Vic Seixas (à gauche, au fond du court) et Tony Trabert affrontent Ken Rosewall (à gauche, à proximité du court) et Lew Hoad en double de la Coupe Davis au White City Stadium de Sydney, en Australie. Grâce à leur victoire finale, les Américains ont remporté la rencontre et ramené la Coupe aux États-Unis après cinq ans de disette.

Vic Seixas (à gauche, au fond du court) et Tony Trabert affrontent Ken Rosewall (à gauche, à proximité du court) et Lew Hoad en double de la Coupe Davis au White City Stadium de Sydney, en Australie. Grâce à leur victoire finale, les Américains ont remporté la rencontre et ramené la Coupe aux États-Unis après cinq ans de disette.

Alors que les Etats-Unis menaient 2-0, Seixas et Trabert ont eu l’occasion de remporter la précieuse coupe en s’imposant en double face à Hoad et Rosewall. Ce ne fut pas facile, mais au cours de quatre sets serrés, les Américains ont remporté la victoire et ont ramené la Coupe Davis à la maison pour la première fois depuis 1949.

« Ce fut un grand moment », écrit Seixas dans son livre, Tennis en prime time« l’un de ces frissons uniques dans une vie et l’aboutissement de plusieurs mois de préparation physique et mentale. »

Les exploits de Seixas à Sydney ont été le point culminant d’une carrière en Coupe Davis qui lui a permis de compiler un bilan de 38 victoires pour 17 défaites. Au-delà de la Coupe, son palmarès comprend des victoires en simple à Wimbledon (1953) et aux Championnats des États-Unis (1954), ainsi que 13 titres supplémentaires en double du Grand Chelem chez les hommes (cinq) et chez les mixtes (huit). Seixas a été intronisé au Temple de la renommée du tennis international en 1971. Longtemps le plus ancien intronisé vivant, Seixas plaisantait souvent : « Je préférerais être le plus jeune. »

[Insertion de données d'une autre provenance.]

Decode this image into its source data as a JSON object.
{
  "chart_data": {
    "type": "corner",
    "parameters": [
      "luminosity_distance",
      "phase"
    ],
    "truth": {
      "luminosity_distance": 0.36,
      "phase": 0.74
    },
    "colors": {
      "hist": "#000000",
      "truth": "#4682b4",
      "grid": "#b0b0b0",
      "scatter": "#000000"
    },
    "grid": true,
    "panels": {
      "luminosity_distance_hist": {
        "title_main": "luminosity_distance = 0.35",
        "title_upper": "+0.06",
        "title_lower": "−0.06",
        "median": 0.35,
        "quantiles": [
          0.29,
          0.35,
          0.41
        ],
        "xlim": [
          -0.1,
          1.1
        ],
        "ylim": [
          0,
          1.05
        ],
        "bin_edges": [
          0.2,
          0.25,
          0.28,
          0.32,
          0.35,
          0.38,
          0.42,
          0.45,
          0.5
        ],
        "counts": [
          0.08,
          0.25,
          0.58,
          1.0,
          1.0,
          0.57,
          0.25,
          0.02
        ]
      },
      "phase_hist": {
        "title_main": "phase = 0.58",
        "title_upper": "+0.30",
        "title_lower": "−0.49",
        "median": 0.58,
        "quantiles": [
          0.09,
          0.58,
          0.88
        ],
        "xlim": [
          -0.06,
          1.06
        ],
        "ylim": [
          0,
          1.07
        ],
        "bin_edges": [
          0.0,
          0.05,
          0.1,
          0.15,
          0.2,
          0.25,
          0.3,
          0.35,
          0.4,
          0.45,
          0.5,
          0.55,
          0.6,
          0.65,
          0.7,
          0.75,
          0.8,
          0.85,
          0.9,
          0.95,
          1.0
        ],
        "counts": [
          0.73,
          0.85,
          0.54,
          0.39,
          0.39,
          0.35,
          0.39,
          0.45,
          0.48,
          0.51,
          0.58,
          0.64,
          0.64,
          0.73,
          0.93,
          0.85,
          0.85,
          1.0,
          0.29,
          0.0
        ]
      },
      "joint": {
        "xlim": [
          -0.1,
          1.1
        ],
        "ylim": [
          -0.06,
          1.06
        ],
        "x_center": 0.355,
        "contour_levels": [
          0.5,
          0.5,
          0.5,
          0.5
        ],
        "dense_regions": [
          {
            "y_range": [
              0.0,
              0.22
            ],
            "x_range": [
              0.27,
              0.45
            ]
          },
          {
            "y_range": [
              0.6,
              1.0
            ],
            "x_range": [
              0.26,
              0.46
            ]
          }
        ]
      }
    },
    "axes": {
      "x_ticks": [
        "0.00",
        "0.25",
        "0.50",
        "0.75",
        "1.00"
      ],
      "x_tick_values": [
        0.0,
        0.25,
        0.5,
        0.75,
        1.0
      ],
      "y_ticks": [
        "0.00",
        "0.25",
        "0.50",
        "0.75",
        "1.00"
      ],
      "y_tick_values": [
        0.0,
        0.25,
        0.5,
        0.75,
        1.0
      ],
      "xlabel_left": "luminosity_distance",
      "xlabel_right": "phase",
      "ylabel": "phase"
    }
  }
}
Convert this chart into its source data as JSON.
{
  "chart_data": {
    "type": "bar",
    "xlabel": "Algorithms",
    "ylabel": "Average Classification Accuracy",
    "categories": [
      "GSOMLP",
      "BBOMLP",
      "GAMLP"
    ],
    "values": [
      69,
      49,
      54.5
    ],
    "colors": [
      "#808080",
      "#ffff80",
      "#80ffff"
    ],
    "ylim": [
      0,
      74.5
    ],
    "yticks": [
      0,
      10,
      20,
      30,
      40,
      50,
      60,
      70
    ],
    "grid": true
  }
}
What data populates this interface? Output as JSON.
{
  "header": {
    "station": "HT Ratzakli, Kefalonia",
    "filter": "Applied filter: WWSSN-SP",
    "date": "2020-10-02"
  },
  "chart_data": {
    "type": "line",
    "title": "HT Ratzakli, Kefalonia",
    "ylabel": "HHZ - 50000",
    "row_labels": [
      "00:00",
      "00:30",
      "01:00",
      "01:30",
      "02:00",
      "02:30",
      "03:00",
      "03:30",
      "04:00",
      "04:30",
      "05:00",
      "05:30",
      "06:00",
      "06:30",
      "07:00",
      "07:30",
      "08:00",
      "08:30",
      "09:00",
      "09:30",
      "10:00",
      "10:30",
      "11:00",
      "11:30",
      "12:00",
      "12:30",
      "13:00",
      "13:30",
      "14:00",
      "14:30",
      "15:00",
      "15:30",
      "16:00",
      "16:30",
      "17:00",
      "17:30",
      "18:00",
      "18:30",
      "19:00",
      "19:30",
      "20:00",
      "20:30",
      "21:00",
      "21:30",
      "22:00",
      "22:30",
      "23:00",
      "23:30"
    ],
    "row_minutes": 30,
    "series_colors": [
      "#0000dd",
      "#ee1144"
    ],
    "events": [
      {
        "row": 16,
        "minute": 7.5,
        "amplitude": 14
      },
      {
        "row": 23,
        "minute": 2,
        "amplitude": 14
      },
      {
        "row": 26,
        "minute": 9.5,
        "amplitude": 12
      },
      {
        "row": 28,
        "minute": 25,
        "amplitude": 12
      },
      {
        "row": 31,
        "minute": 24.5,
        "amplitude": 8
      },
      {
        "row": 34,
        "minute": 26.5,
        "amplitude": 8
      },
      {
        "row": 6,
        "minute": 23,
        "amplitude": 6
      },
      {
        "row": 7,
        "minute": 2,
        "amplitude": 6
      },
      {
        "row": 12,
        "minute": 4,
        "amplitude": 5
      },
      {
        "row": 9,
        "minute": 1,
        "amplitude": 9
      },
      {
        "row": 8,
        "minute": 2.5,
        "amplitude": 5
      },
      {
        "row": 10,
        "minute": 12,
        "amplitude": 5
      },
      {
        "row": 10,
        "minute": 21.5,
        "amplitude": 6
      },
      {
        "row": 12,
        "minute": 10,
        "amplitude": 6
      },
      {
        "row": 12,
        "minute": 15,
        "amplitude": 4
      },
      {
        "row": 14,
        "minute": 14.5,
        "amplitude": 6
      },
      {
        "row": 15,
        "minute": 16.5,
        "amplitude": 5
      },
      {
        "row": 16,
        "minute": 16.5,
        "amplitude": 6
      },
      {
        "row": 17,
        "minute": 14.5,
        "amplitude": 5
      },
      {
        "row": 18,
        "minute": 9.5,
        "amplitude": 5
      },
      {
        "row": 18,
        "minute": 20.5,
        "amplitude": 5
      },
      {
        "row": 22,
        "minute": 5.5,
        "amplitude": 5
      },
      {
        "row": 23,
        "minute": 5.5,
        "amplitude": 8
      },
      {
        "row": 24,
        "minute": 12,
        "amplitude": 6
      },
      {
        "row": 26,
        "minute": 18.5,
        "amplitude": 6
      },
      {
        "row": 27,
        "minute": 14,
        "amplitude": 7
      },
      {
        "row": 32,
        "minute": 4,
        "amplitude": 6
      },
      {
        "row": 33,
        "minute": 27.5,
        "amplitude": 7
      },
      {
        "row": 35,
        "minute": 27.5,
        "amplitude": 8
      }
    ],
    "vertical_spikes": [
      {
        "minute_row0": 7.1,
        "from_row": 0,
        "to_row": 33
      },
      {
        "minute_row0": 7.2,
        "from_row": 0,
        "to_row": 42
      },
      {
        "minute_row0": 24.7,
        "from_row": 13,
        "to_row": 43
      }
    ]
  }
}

Vic Seixas à l'adolescence, à la William Penn Charter School de Philadelphie et à l'Université de Caroline du Nord.

Vic Seixas à l’adolescence, à la William Penn Charter School de Philadelphie et à l’Université de Caroline du Nord.

Elias Victor Seixas Jr. est né le 30 août 1923 à Philadelphie. Son père travaillait dans le secteur de la plomberie. Enfant unique, Seixas accompagnait son père dans un club local et, à l’âge de cinq ans, il jouait déjà au tennis.

À Penn Charter, une école préparatoire locale, Seixas a obtenu des diplômes en tennis, baseball, athlétisme, squash et basket-ball.

« Je me suis toujours considéré comme un joueur de baseball frustré », a-t-il déclaré un jour. « Je me suis contenté du tennis uniquement parce que j’étais meilleur dans ce domaine. »

Seixas, l’un des meilleurs juniors du pays dans les années 30, entra à l’Université de Caroline du Nord à l’automne 1941. Le monde du tennis était alors tel qu’un an plus tard, Seixas était classé n° 9 dans la division masculine américaine. Au cours du quart de siècle suivant, de 1942 à 1966, Seixas allait figurer dans le Top 10 américain à 13 reprises, à l’adolescence, à la vingtaine, à la trentaine et à la quarantaine.

« Il était en forme, il était rapide et il était excellent au filet », a déclaré Trabert.

Lorsque la Seconde Guerre mondiale éclate, les rêves de tennis de Seixas sont temporairement déraillés. Il s’engage dans l’Army Air Corps en 1942 et est appelé dans l’Air Force en 1943. Seixas passe les trois années suivantes comme instructeur de vol et sert également en Nouvelle-Guinée et à Tokyo. De retour à l’université à l’automne 1946, Seixas continue de combiner tennis, basket-ball et squash et obtient une licence en commerce de l’Université de Caroline du Nord en 1949.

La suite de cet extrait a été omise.